Hi Jeffery, I had the exact same question as you about your 2nd point. What I could find is that DM halos are expected to have high dispersion, having formed from a very nearly homogeneous distribution in the very early universe. Since DM dominates the mass of the galaxy and any satellites in the halo, we would expect, and simulations show, that the satellites should be distributed randomly. The satellite galaxies are just "food coloring" telling us about the DM halo with minimal gravitational effect on the halo. In other writings from Powlowski, it looks like modeling of DM on short, less than a few 100 kpc, distance scales is quite young. But even so, existing short distance DM simulations are having trouble matching observations, not just with satellite galaxy alignments, but with the number of satellites expected and density profiles and a few other things. These newer simulations have been battering LambdaCDM but it looks like the Durham U. group has placed a band-aid on the situation with their new simulations. It'll be an interesting fight going forward.

Anonymous

OK, I'm a lowly electrical engineer, but from what I could pick up from Marcel's thread and from your take on the matter is that as we have NO idea as to what DM is, if it does in fact exist, nobody can model it accurately. At this moment, until Sabine pipes up, my take is that the reality is is that we see that the "small satellite galaxies around the Milky Way are roughly aligned in a disk": - If DM actually exists, then the "earlier papers which have found that the alignment is possible but unlikely with dark matter, giving it a probability of 2-3% to temporarily appear" are simply wrong. - Otherwise, if DM does not exist, then there is a lot of explaining to do with regards to lensing, at the very least.

Anonymous

Yeah, that's what it seems like to me too. Each modeling group pointing across at each other saying we have it right and you have it wrong -- and they're both equally right and wrong, just in different ways. The third option is something like superfluid DM that changes phase so that the correct large-scale behavior is observed and the small-scale, MOND-like behavior is also accommodated.

Anonymous

Hi Albrecht, LambdaCDM models predict that there should be no preferable alignment of satellite galaxies -- they could "accidentally" align, but there is no driving mechanism to make them align with their parent galaxy. However, the Milky Way, Andromeda, and a handful of other relatively nearby big galaxies all do have an alignment of their satellites. If it is improbable for one galaxy to have it's satellites aligned, it is even more improbable for a slew of galaxies to have their satellites all aligned at the same time. This might mean that LambdaCDM is wrong and perhaps all of DM needs to be scrapped. However, the Durham group have a new simulation that shows satellite alignment does occur with LambdaCDM at a higher probability than previously predicted, but the alignment is transient. As always, I could have my head up my ass, but I would think that the slew of nearby galaxies showing a preferential alignment of their satellites is still a problem for the Durham group. They ultimately have to argue that we are living at a preferential time in order to witness this highly improbable occurrence.
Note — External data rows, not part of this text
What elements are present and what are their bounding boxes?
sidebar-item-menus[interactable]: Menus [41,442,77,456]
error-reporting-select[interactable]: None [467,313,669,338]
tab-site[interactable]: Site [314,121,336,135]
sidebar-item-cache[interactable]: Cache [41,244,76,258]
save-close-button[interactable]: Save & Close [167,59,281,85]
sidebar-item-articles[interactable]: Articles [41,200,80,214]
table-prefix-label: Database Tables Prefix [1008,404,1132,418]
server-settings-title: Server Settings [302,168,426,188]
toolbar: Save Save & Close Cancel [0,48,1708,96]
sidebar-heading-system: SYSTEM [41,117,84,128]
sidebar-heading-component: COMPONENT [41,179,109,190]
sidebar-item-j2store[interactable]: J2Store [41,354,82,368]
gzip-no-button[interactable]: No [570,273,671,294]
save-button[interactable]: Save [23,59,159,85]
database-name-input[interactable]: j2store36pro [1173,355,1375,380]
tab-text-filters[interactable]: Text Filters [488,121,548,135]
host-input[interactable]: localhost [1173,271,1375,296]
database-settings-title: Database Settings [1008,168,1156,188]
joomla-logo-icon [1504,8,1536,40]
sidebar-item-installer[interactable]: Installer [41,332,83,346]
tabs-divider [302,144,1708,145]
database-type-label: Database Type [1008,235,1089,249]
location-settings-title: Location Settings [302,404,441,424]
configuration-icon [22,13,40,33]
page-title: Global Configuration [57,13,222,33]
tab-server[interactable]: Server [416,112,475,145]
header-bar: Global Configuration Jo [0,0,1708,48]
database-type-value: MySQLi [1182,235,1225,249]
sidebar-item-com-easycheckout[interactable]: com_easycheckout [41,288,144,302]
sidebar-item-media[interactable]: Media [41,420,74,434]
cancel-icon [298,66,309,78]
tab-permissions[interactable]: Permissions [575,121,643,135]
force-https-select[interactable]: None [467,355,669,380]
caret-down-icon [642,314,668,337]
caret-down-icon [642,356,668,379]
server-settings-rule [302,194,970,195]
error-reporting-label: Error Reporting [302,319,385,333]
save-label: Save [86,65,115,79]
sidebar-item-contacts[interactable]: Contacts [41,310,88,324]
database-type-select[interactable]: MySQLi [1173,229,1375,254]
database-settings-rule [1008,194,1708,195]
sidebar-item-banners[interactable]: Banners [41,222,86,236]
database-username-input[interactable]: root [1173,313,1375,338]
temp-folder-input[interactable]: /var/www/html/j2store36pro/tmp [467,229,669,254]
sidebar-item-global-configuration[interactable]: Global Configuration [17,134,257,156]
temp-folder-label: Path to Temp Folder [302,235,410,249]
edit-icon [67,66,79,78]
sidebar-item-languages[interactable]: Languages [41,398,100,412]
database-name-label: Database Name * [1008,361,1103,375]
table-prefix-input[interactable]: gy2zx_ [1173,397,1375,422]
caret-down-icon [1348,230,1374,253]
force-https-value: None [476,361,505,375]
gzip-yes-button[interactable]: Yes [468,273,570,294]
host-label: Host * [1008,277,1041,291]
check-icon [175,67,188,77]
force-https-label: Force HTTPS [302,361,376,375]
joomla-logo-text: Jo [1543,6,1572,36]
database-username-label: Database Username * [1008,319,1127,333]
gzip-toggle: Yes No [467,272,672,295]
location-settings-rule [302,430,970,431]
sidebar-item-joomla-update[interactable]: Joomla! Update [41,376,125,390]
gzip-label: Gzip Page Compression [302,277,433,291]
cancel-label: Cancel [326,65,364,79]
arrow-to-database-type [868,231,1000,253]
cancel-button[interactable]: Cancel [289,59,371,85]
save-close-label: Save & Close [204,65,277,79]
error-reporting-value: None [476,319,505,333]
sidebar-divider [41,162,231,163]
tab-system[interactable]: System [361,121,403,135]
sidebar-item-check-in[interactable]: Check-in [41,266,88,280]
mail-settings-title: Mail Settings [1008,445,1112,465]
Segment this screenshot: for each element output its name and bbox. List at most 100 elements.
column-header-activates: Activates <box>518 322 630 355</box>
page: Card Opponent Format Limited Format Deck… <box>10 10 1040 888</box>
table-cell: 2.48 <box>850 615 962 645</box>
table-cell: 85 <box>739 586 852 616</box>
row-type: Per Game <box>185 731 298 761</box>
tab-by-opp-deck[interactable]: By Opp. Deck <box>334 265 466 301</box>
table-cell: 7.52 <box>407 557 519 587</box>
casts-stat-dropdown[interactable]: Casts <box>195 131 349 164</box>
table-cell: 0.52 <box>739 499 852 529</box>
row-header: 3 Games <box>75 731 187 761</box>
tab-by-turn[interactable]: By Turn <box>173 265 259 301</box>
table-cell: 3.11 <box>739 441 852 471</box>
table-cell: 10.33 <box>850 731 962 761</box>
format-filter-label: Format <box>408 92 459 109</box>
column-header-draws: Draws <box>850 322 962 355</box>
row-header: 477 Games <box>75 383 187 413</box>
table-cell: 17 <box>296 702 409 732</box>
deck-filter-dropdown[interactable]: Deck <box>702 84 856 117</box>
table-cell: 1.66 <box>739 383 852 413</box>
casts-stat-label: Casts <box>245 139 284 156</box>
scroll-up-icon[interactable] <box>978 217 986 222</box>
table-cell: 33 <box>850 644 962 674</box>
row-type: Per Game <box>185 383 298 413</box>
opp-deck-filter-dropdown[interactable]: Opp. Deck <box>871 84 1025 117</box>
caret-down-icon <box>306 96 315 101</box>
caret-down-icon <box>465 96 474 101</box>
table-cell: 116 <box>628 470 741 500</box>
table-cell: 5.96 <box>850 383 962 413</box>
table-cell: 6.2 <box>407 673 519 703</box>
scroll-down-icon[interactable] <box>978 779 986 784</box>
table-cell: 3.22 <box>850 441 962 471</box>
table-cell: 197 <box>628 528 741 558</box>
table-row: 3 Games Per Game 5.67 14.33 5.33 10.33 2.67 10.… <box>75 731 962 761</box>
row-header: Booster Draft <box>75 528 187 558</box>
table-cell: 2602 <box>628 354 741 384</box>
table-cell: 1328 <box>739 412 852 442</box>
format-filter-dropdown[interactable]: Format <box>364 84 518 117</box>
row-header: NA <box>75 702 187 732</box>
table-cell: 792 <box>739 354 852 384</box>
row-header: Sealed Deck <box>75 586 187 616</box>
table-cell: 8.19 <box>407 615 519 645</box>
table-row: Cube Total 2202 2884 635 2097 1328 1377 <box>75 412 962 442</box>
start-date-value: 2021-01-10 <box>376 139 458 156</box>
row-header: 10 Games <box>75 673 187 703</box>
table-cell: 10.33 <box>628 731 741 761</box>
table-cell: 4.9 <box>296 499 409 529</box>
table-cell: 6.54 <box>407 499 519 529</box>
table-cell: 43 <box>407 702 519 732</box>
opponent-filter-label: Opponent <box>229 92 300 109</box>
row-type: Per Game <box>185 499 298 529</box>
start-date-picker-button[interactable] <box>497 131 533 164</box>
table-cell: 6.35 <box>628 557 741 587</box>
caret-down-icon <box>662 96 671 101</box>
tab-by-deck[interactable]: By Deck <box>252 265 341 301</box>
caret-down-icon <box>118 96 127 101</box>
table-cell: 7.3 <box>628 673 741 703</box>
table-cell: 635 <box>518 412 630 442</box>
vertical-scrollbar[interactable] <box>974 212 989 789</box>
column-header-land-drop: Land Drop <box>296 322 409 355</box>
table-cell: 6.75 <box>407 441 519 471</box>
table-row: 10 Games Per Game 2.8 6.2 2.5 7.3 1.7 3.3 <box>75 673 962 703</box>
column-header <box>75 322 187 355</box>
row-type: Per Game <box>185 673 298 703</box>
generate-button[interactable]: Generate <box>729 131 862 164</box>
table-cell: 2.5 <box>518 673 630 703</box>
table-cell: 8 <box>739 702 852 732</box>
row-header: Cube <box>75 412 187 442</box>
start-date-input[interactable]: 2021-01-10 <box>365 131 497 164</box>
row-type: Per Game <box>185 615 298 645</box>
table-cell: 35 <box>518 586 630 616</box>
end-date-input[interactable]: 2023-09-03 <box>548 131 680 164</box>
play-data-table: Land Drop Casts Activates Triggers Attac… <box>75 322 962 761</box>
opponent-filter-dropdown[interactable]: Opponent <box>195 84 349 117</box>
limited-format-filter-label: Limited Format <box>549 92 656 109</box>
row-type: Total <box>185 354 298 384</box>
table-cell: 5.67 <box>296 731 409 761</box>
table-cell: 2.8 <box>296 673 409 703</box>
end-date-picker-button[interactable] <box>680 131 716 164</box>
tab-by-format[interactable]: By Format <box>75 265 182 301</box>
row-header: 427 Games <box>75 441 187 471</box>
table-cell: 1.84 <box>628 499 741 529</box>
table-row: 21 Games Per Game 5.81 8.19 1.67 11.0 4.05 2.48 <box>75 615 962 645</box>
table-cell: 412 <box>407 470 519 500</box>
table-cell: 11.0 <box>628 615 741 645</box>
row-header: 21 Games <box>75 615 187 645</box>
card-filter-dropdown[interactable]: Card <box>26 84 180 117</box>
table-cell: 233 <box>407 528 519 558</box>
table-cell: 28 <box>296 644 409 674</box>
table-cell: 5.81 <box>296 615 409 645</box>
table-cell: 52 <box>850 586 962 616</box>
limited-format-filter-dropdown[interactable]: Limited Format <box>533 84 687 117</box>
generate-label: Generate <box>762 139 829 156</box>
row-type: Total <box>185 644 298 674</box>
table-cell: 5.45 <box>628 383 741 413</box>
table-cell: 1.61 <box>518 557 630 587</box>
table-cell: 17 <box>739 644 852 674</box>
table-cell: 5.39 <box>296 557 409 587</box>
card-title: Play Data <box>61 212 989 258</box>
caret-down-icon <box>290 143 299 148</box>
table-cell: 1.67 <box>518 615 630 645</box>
It's plausible, just highly improbable.

Anonymous

Wondering who's buying... https://makesunsets.com/pages/buy-now

Anonymous

It seems to me that models are used in place of looking at the real world pretty often and I can't think of a good reason why. In my opinion, models are tools to aid in predictions and unless the knowledge underlying them is rock solid then they shouldn't be used in place of the real thing. For example, Solidworks' modeling tools are very good and so help designers and mechanical engineers design reliable parts but those models can't take the place of testing an actual part to verify a part's design. So why would a research paper be written on the basis of a model's results, especially when there is nothing known about a parameter, DM in this case in the model? It seems that results like this should simply be fed back to the model designers for rework, but even then the tweaks might not relate to reality.